New Jersey Neighborhood Diversity Explorer

Use the map below to explore the diversity of all neighborhoods in New Jersey. 

How to Use the Map: 

Hover over a particular neighborhood to discover its Diversity Index Score. Click on a neighborhood to see the percentage each racial or ethnic group comprises.

Please direct all questions, comments, or suggestions to john.manieri@rutgers.edu

Notes and Methods: 

The map provides a snapshot of the current level of diversity in each neighborhood in the State of New Jersey by displaying its Diversity Index Score. The Diversity Index measures the evenness or unevenness of the distribution of racial and ethnic population groups in a particular geography and represents the probability that two randomly chosen individuals in the same area will be from different racial/ethnic groups. The Diversity Index ranges from 0 to 87.5. The higher a county’s Diversity Index, the more likely it is that people who live in that county will be from different racial and ethnic groups. Homogeneous neighborhoods can be thought of as "pockets" of  individual racial or ethnic groups, limiting residents' exposure to and interaction with different groups. 

Homogenous neighborhoods could coincide with discriminatory housing policies, other systematic social and economic barriers, or behavioral patterns and could be areas of concentrated poverty, underperforming schools, poor housing, and poor health. However, homogenous neighborhoods could also signify areas of concentrated wealth, high-performing schools, and exclusionary housing.

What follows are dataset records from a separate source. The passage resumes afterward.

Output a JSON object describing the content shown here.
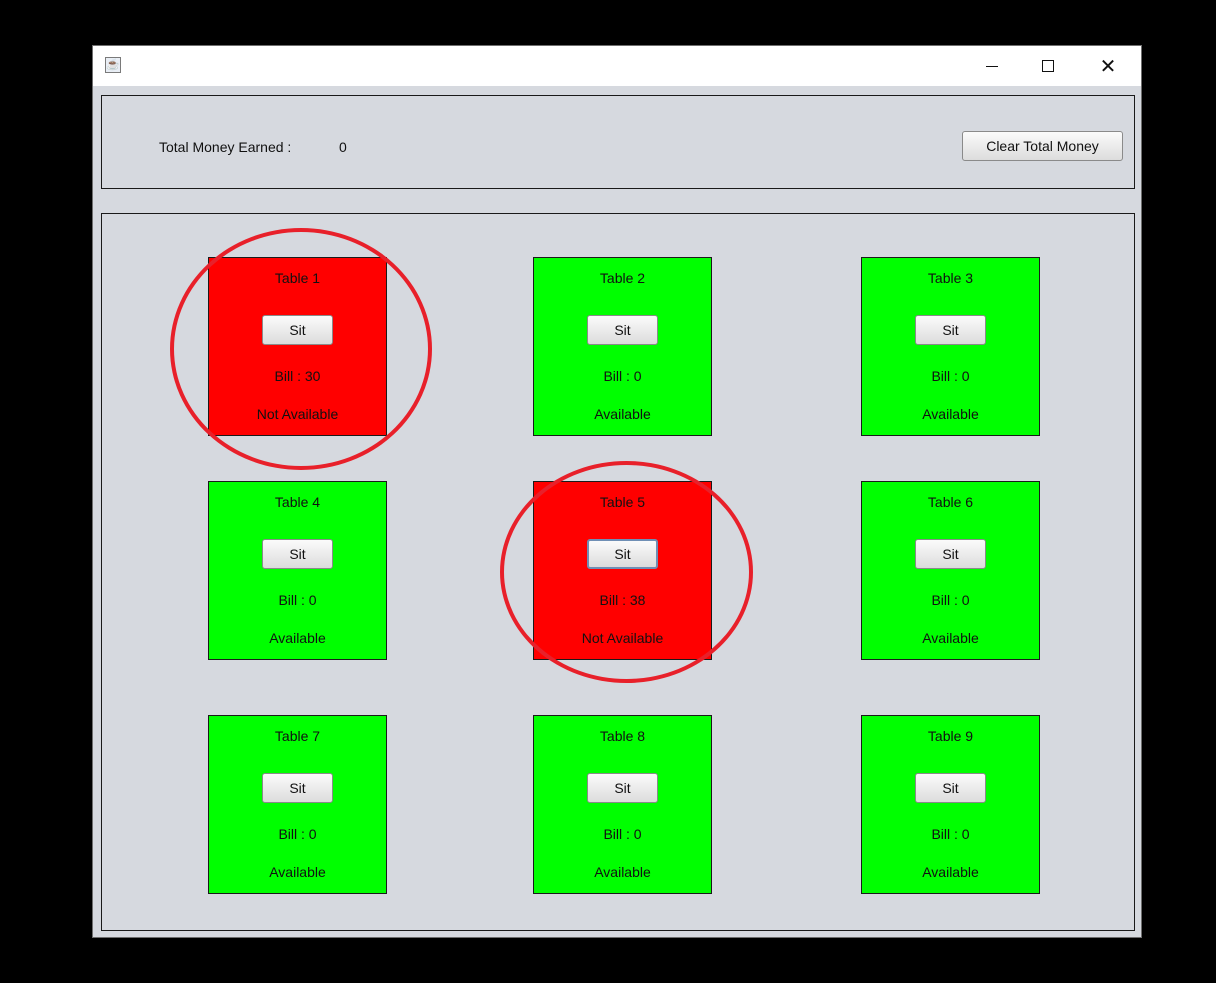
{
  "window": {
    "icon": "java-coffee-icon",
    "controls": {
      "minimize": "minimize-icon",
      "maximize": "maximize-icon",
      "close": "✕"
    }
  },
  "header": {
    "money_label": "Total Money Earned :",
    "money_value": "0",
    "clear_button": "Clear Total Money"
  },
  "tables": [
    {
      "name": "Table 1",
      "sit": "Sit",
      "bill": "Bill :  30",
      "status": "Not Available",
      "state": "occupied"
    },
    {
      "name": "Table 2",
      "sit": "Sit",
      "bill": "Bill :  0",
      "status": "Available",
      "state": "available"
    },
    {
      "name": "Table 3",
      "sit": "Sit",
      "bill": "Bill :  0",
      "status": "Available",
      "state": "available"
    },
    {
      "name": "Table 4",
      "sit": "Sit",
      "bill": "Bill :  0",
      "status": "Available",
      "state": "available"
    },
    {
      "name": "Table 5",
      "sit": "Sit",
      "bill": "Bill :  38",
      "status": "Not Available",
      "state": "occupied"
    },
    {
      "name": "Table 6",
      "sit": "Sit",
      "bill": "Bill :  0",
      "status": "Available",
      "state": "available"
    },
    {
      "name": "Table 7",
      "sit": "Sit",
      "bill": "Bill :  0",
      "status": "Available",
      "state": "available"
    },
    {
      "name": "Table 8",
      "sit": "Sit",
      "bill": "Bill :  0",
      "status": "Available",
      "state": "available"
    },
    {
      "name": "Table 9",
      "sit": "Sit",
      "bill": "Bill :  0",
      "status": "Available",
      "state": "available"
    }
  ],
  "colors": {
    "available": "#00ff00",
    "occupied": "#ff0000",
    "annotation": "#e8202a"
  }
}
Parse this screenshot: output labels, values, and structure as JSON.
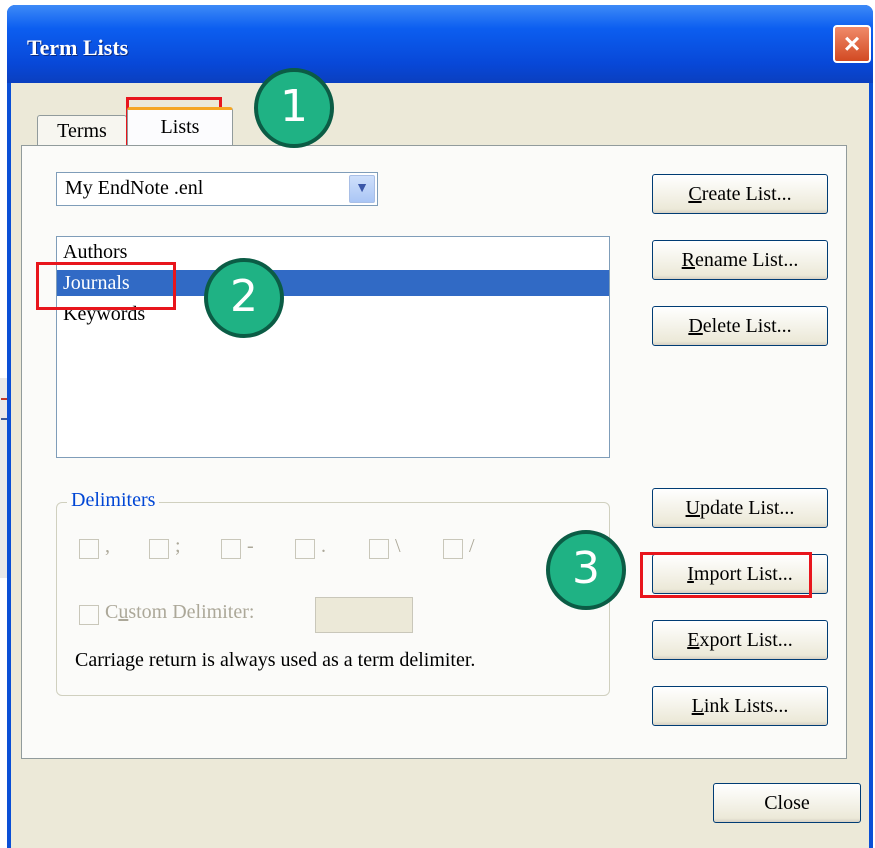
{
  "window": {
    "title": "Term Lists",
    "close_glyph": "×"
  },
  "tabs": [
    {
      "label": "Terms",
      "active": false
    },
    {
      "label": "Lists",
      "active": true
    }
  ],
  "library_dropdown": {
    "value": "My EndNote .enl",
    "arrow_icon": "chevron-down-icon"
  },
  "lists": [
    {
      "label": "Authors",
      "selected": false
    },
    {
      "label": "Journals",
      "selected": true
    },
    {
      "label": "Keywords",
      "selected": false
    }
  ],
  "buttons": {
    "create": {
      "underline": "C",
      "rest": "reate List..."
    },
    "rename": {
      "underline": "R",
      "rest": "ename List..."
    },
    "delete": {
      "underline": "D",
      "rest": "elete List..."
    },
    "update": {
      "underline": "U",
      "rest": "pdate List..."
    },
    "import": {
      "underline": "I",
      "rest": "mport List..."
    },
    "export": {
      "underline": "E",
      "rest": "xport List..."
    },
    "link": {
      "underline": "L",
      "rest": "ink Lists..."
    },
    "close": "Close"
  },
  "delimiters": {
    "legend": "Delimiters",
    "options": [
      ",",
      ";",
      "-",
      ".",
      "\\",
      "/"
    ],
    "custom_label_pre": "C",
    "custom_label_u": "u",
    "custom_label_post": "stom Delimiter:",
    "custom_value": "",
    "note": "Carriage return is always used as a term delimiter."
  },
  "annotations": [
    {
      "number": "1"
    },
    {
      "number": "2"
    },
    {
      "number": "3"
    }
  ],
  "colors": {
    "selection": "#316ac5",
    "annotation_red": "#e8151c",
    "badge_green": "#1fb284",
    "titlebar_blue": "#0c5ef0"
  }
}
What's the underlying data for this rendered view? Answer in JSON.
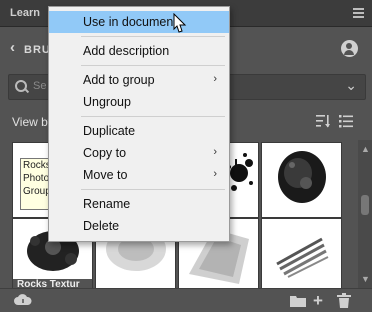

Data used in this analysis comes from the 2009-2013 5-year American Community Survey. The Diversity Index is calculated by squaring each racial/ethnic group’s share of the total population, summing the result, and then subtracting the answer from 1. We then multiplied the result by 100 to arrive at a number; however, it can be left as a percentage as well. Using our method, the Countywide Diversity Index of a county that is 80 percent white and 20 percent black would be (1-(.8^2 + .2^2)) * 100, or 40.0. Analyzing the eight exhaustive (they all add up to 100 percent of the population) and mutually exclusive (non-overlapping) racial and ethnic classifications listed in the U.S. Census Bureau’s American Community Survey, the lowest possible Diversity Index is 0. This outcome is what you get if everyone in the same geography is the same race/ethnicity. The highest possible Diversity Index is 87.5, which is what you get if the population is divided exactly evenly between the eight groups.